The company providing the spaces for rent was the focus of the 4 warrants. The other 2 warrants were a seizure of all the other boxes rented to people not associated with any criminal actions.

It was Millions. The FBI opened or rather drilled every box and took the contents: wills, cremains (ashes from cremation), documents, money, coins, stamps, jewelry and photographs.

  • The FBI position is: This is ALL Ours
  • The Courts have said: No It Isn’t
  • The Court also said: the FBI did not declare their intention to seize all the property on the premises.
  • The FBI said: We don’t need to declare anything.

One aspect that is interesting would be the application of this “LEA viewpoint” for off-site storage or off-site processing.

Consider:

CompanyA hires CompanyB to do TasksXYZ.
CompanyB is known to provide these tasks to many other companies.
They sign a contract.

CompanyA sends information, tapes, downloads, source code etc to CompanyB for this purpose.
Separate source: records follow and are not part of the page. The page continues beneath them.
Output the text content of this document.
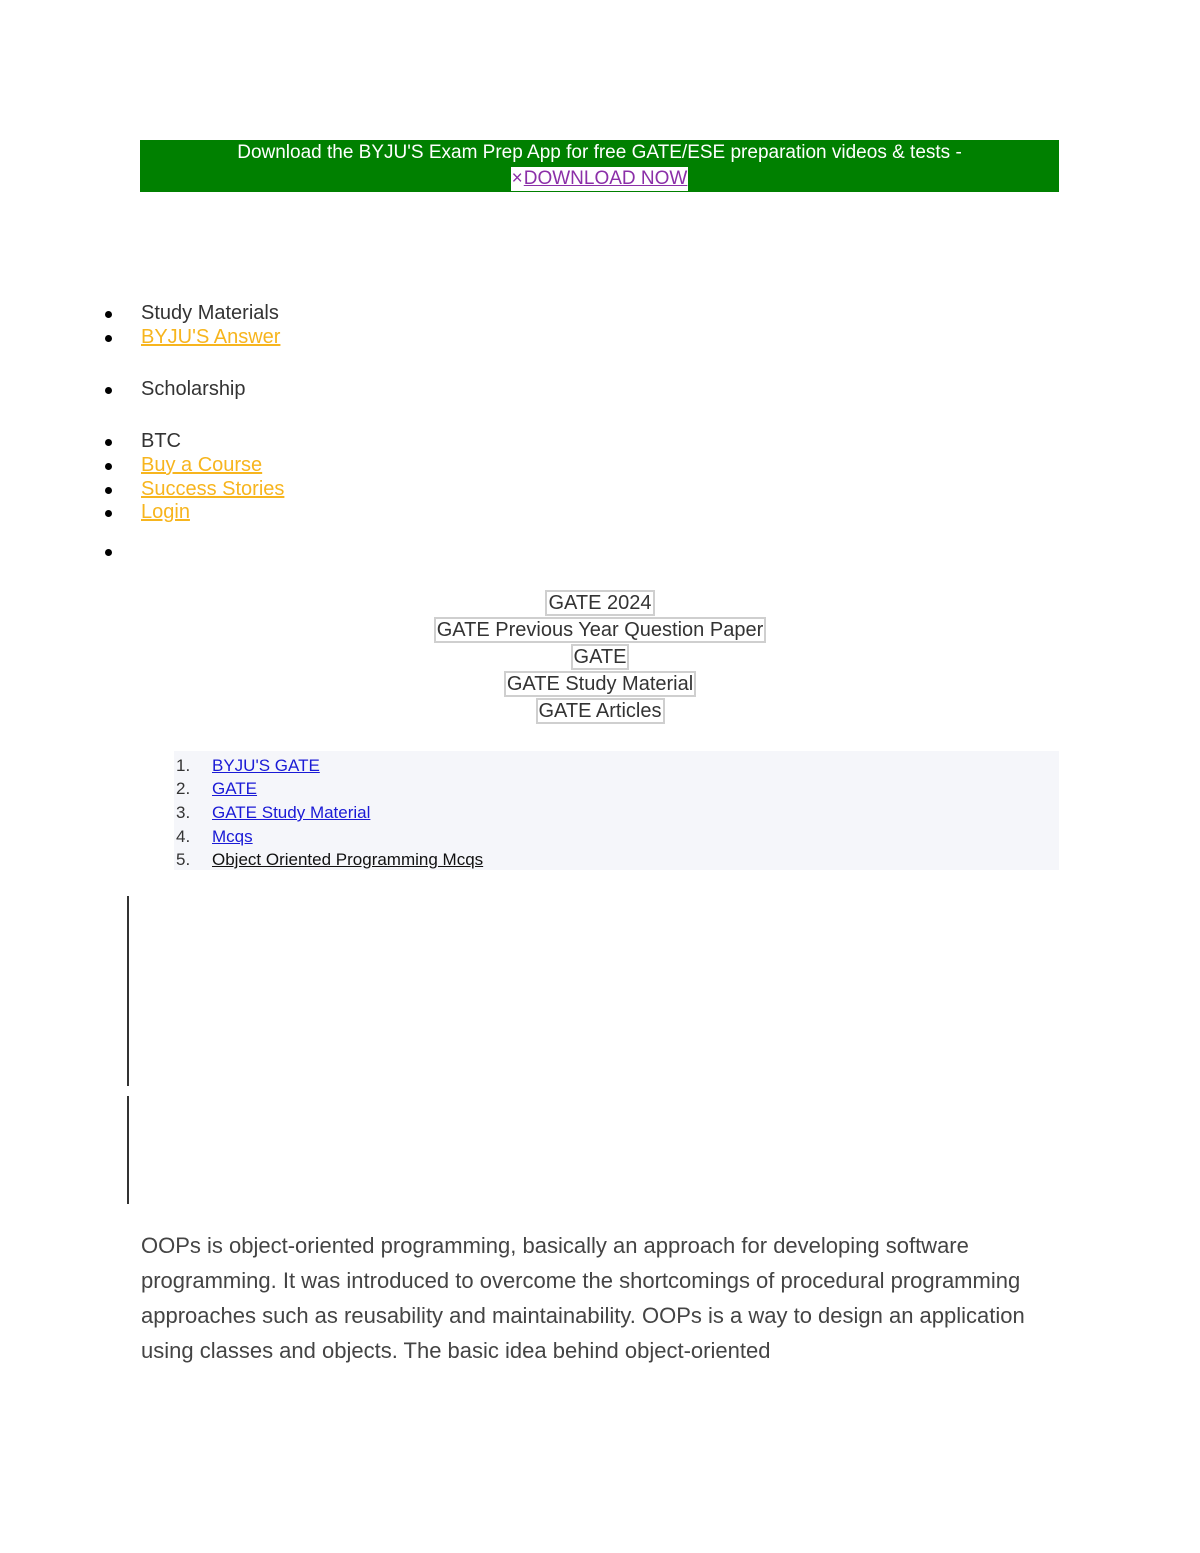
Download the BYJU'S Exam Prep App for free GATE/ESE preparation videos & tests -
×DOWNLOAD NOW
Study Materials
BYJU'S Answer
Scholarship
BTC
Buy a Course
Success Stories
Login
GATE 2024
GATE Previous Year Question Paper
GATE
GATE Study Material
GATE Articles
1. BYJU'S GATE
2. GATE
3. GATE Study Material
4. Mcqs
5. Object Oriented Programming Mcqs

OOPs is object-oriented programming, basically an approach for developing software programming. It was introduced to overcome the shortcomings of procedural programming approaches such as reusability and maintainability. OOPs is a way to design an application using classes and objects. The basic idea behind object-oriented
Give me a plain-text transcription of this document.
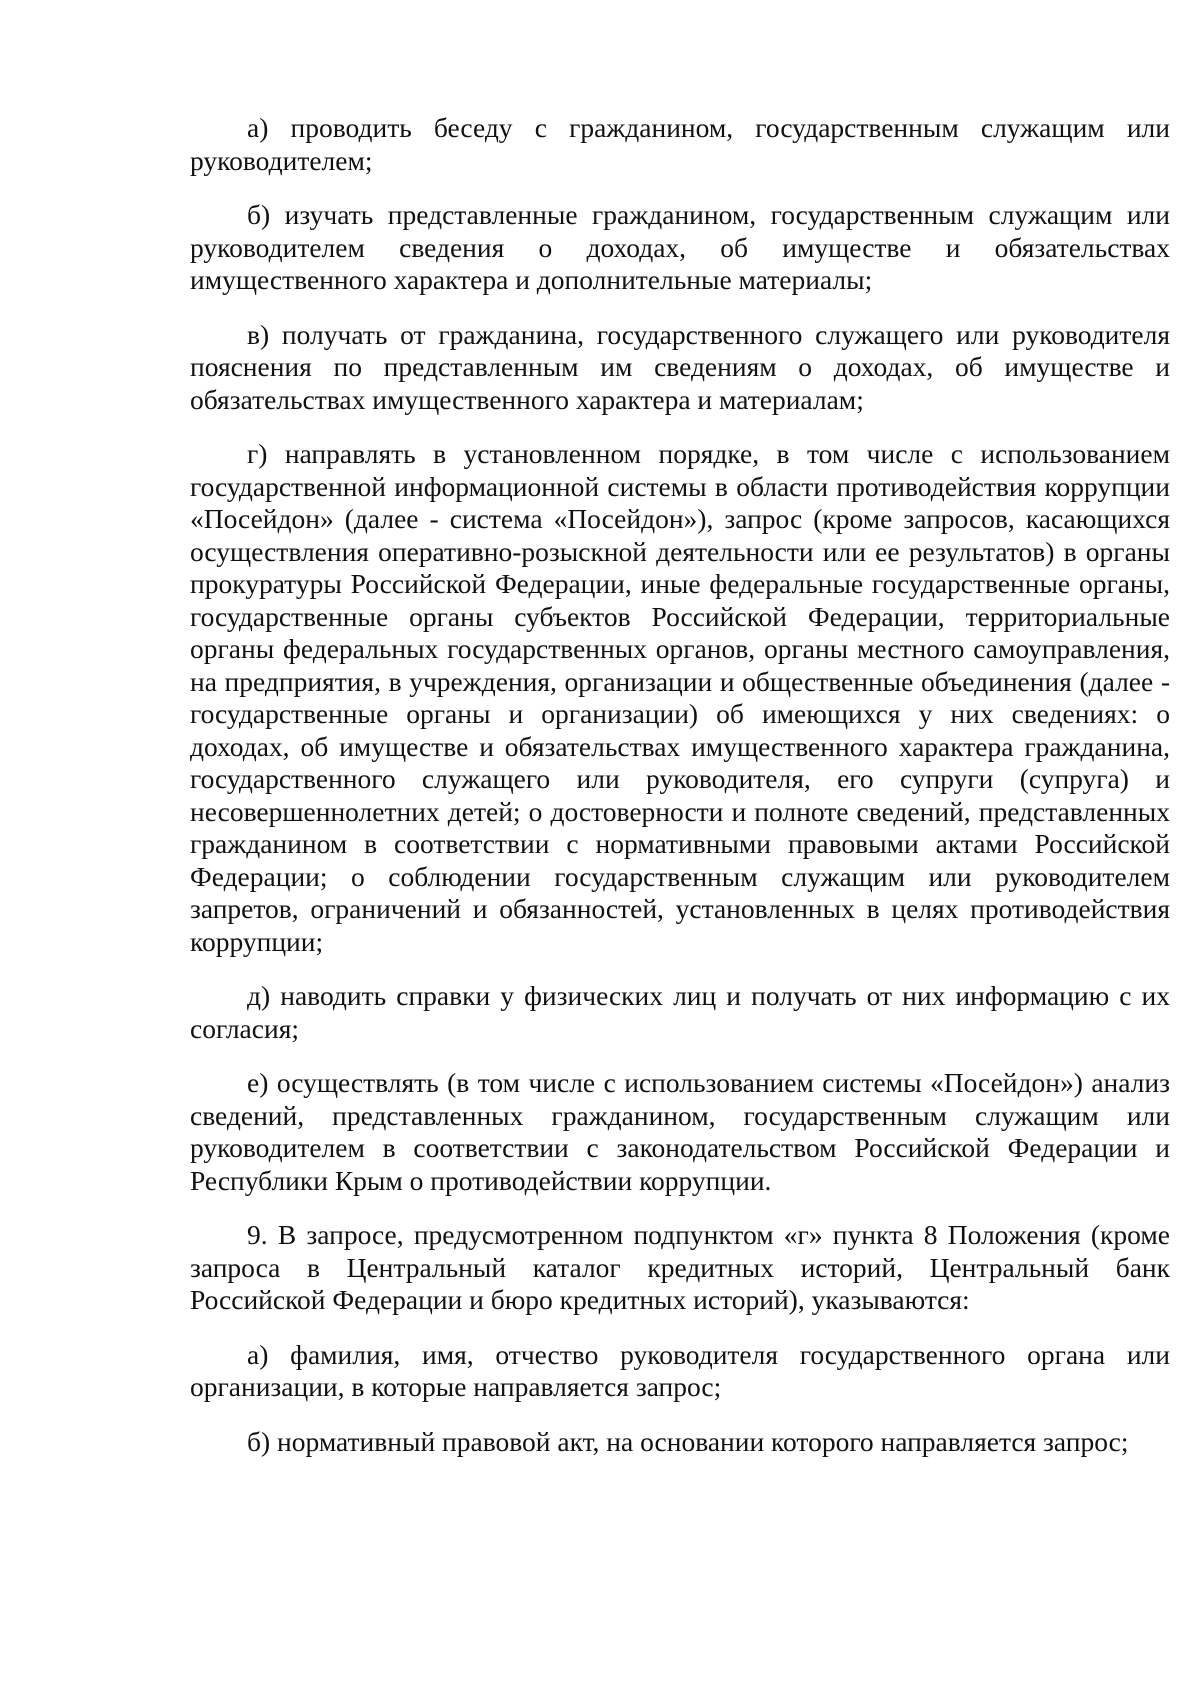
а) проводить беседу с гражданином, государственным служащим или руководителем;

б) изучать представленные гражданином, государственным служащим или руководителем сведения о доходах, об имуществе и обязательствах имущественного характера и дополнительные материалы;

в) получать от гражданина, государственного служащего или руководителя пояснения по представленным им сведениям о доходах, об имуществе и обязательствах имущественного характера и материалам;

г) направлять в установленном порядке, в том числе с использованием государственной информационной системы в области противодействия коррупции «Посейдон» (далее - система «Посейдон»), запрос (кроме запросов, касающихся осуществления оперативно-розыскной деятельности или ее результатов) в органы прокуратуры Российской Федерации, иные федеральные государственные органы, государственные органы субъектов Российской Федерации, территориальные органы федеральных государственных органов, органы местного самоуправления, на предприятия, в учреждения, организации и общественные объединения (далее - государственные органы и организации) об имеющихся у них сведениях: о доходах, об имуществе и обязательствах имущественного характера гражданина, государственного служащего или руководителя, его супруги (супруга) и несовершеннолетних детей; о достоверности и полноте сведений, представленных гражданином в соответствии с нормативными правовыми актами Российской Федерации; о соблюдении государственным служащим или руководителем запретов, ограничений и обязанностей, установленных в целях противодействия коррупции;

д) наводить справки у физических лиц и получать от них информацию с их согласия;

е) осуществлять (в том числе с использованием системы «Посейдон») анализ сведений, представленных гражданином, государственным служащим или руководителем в соответствии с законодательством Российской Федерации и Республики Крым о противодействии коррупции.

9. В запросе, предусмотренном подпунктом «г» пункта 8 Положения (кроме запроса в Центральный каталог кредитных историй, Центральный банк Российской Федерации и бюро кредитных историй), указываются:

а) фамилия, имя, отчество руководителя государственного органа или организации, в которые направляется запрос;

б) нормативный правовой акт, на основании которого направляется запрос;
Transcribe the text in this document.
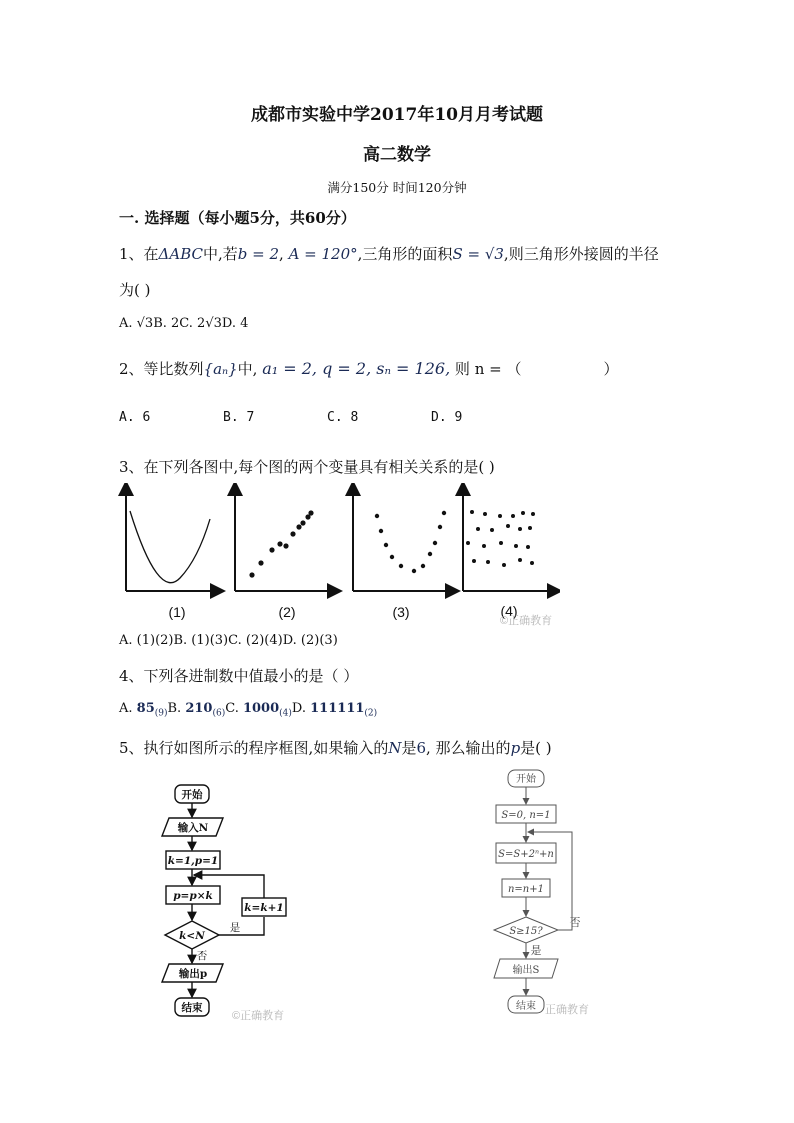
成都市实验中学2017年10月月考试题
高二数学
满分150分 时间120分钟
一. 选择题（每小题5分，共60分）
1、在ΔABC中,若b = 2, A = 120°,三角形的面积S = √3,则三角形外接圆的半径
为( )
A. √3B. 2C. 2√3D. 4
2、等比数列{aₙ}中, a₁ = 2, q = 2, sₙ = 126, 则 n = （	）
A. 6	B. 7	C. 8	D. 9
3、在下列各图中,每个图的两个变量具有相关关系的是( )
(1)	(2)	(3)	(4)
©正确教育
A. (1)(2)B. (1)(3)C. (2)(4)D. (2)(3)
4、下列各进制数中值最小的是（ ）
A. $85_{(9)}B$. $210_{(6)}C$. $1000_{(4)}D$. $111111_{(2)}$
5、执行如图所示的程序框图,如果输入的N是6, 那么输出的p是( )
开始
输入N
k=1,p=1
p=p×k
k<N
k=k+1
是
否
输出p
结束
©正确教育
开始
S=0, n=1
S=S+2ⁿ+n
n=n+1
S≥15?
否
是
输出S
结束 正确教育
Unknown to CompanyA, someone in CompanyB becomes a PersonOfInterest and so CompanyB also becomes a CompanyOfInterest.

LEAs obtain warrants.

LEAs seize everything in CompanyB. All the contents of the building, the bank accounts and all the assets including those assets entrusted to CompanyB by their clients – CompanyA.

Now the LEAs-FBI own all the source code sitting in the code repository, all the backup tapes and the data contained on them. They seize a Cloud Pod and now own all the items contained in the Pod.

A wholesale transfer of ownership to LEAs-FBI.